The reality of not being able to return home, or to move freely, is at the heart of Jacir’s recent project Where We Come From (2001–2003). A Palestinian artist with an American passport, Jacir can travel where other Palestinians can’t--into and out of the Occupied Territories, to her parents’ home in Ramallah and to her studio in New York. For the project she asked exiled Palestinians: "If I could do anything for you, anywhere in Palestine, what would it be?" She then took their answers--"Go to my mother’s grave in Jerusalem on her birthday and put flowers and pray." "Drink the water in my parents’ village." "Go to Gaza and eat Sayadiyeh."--and set out to fulfill them.
She paid the phone bill of a man who is forbidden from going to the Jerusalem post office himself. She delivered hugs and kisses to missed family members, took a snapshot of an ancestral home, played soccer with a random boy in Haifa, lit a candle on the beach. She documented her encounters with a photo or video, each shot from her vantage point, a perspective that allowed the person to project themselves into forbidden spaces, if only virtually. The work’s presentation is serene: requests, printed in English and Arabic, are mounted beside the documentation. In this stillness, the border between worlds seems both photograph-thin and unmercifully impassable.

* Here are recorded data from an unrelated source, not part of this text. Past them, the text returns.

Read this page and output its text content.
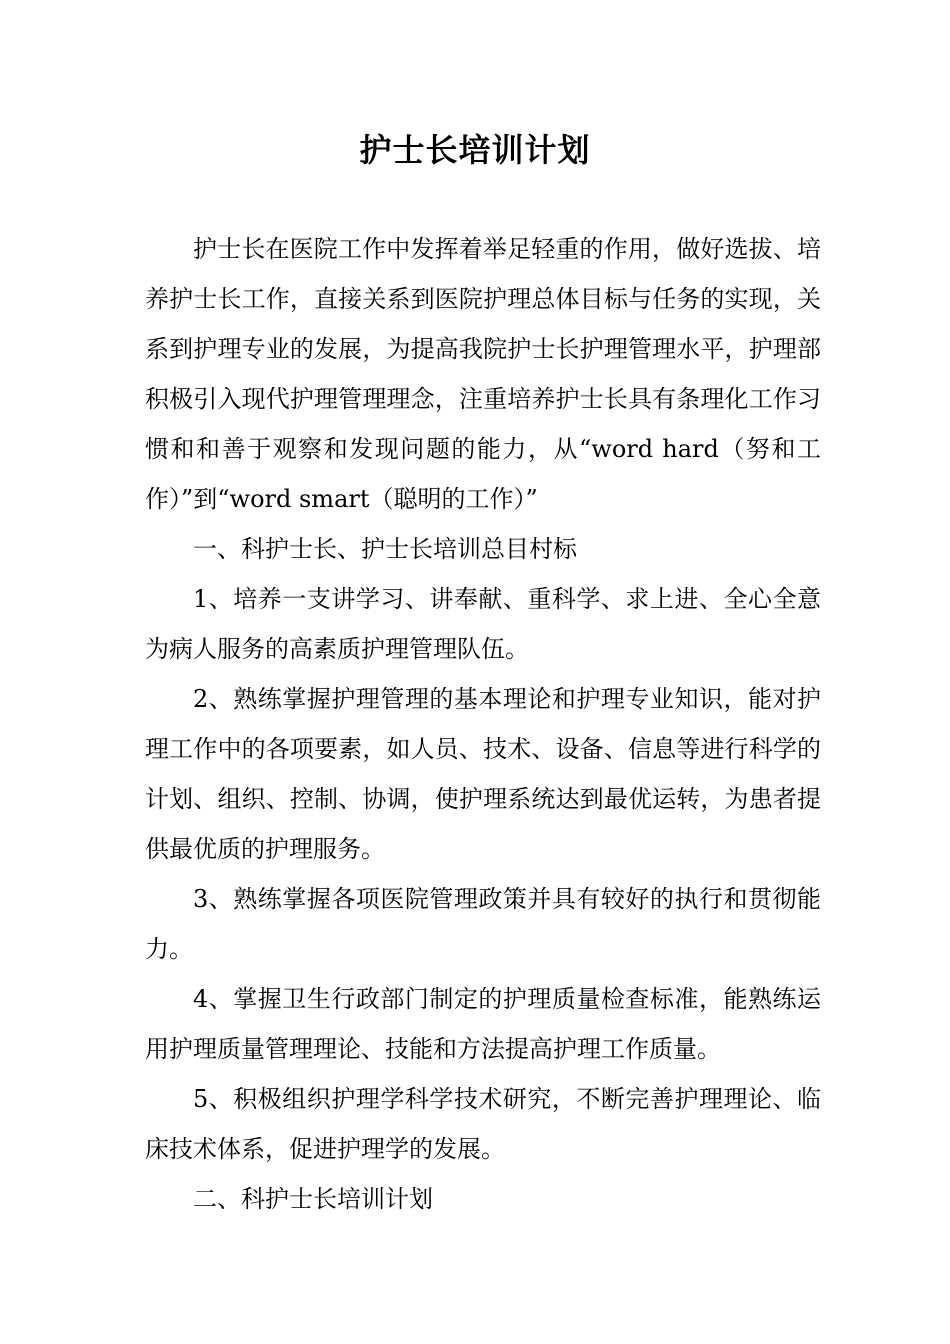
护士长培训计划

护士长在医院工作中发挥着举足轻重的作用，做好选拔、培养护士长工作，直接关系到医院护理总体目标与任务的实现，关系到护理专业的发展，为提高我院护士长护理管理水平，护理部积极引入现代护理管理理念，注重培养护士长具有条理化工作习惯和和善于观察和发现问题的能力，从“word hard（努和工作）”到“word smart（聪明的工作）”

一、科护士长、护士长培训总目村标

1、培养一支讲学习、讲奉献、重科学、求上进、全心全意为病人服务的高素质护理管理队伍。

2、熟练掌握护理管理的基本理论和护理专业知识，能对护理工作中的各项要素，如人员、技术、设备、信息等进行科学的计划、组织、控制、协调，使护理系统达到最优运转，为患者提供最优质的护理服务。

3、熟练掌握各项医院管理政策并具有较好的执行和贯彻能力。

4、掌握卫生行政部门制定的护理质量检查标准，能熟练运用护理质量管理理论、技能和方法提高护理工作质量。

5、积极组织护理学科学技术研究，不断完善护理理论、临床技术体系，促进护理学的发展。

二、科护士长培训计划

These themes--exile and memory--permeate much of Jacir’s work. In From Texas With Love (2002), she uses an American icon of freedom--a wide-open highway--to evoke the smothered dreams of Palestinians. Again, she began with a question: “If you had the freedom to get in a car and drive for one hour without being stopped (imagine that there is no Israeli military occupation, no Israeli soldiers, no Israeli checkpoints and roadblocks, no 'bypass' road) what song would you listen to?” She set their selections--51 songs ranging from Madonna’s "Material Girl" to traditional Arabic music--to an expansive hourlong video, a continuous shot down a seemingly unending roadway. Created during an artist residency in Texas, the piece was about "being in a place so incredible and beautiful and being able to drive freely and to listen to music, and at the same time wanting to cry because this cannot happen back home."
But while Jacir’s work is tinged with sadness, it’s also spiked with humor. In her subversive Sexy Semite (2000–2002), she peppered the Village Voice with personal ads for Palestinians looking to settle down in Israel. One asks "Do you love milk & honey? I’m ready to start a big family in Israel. Still have house keys." Another, more pointed, reads: "You stole the land. May as well take the women! Redhead Palestinian ready to be colonized by your army." The ads slyly suggest a way around an irreconcilable issue in the Middle East peace process: by marrying Israelis, Palestinians can gain citizenship and thus sidestep calls for the "right of return" (an unfulfilled provision of UN Resolution 194 that promises Palestinian refugees the chance to return home). But, given their placement in the love-wanted section instead of world news, the ads seem less about policy than the personal. Individual lives--people seeking love, a sense of home, the kind of daily routine you and I enjoy--are profoundly impacted by the occupation. And perhaps it’s through individual relationships that the conflict can ease. As one ad punned: "Palestinian Male working in a difficult occupation. I’m looking for a Jewish Beauty... Only you can help me find my way Home."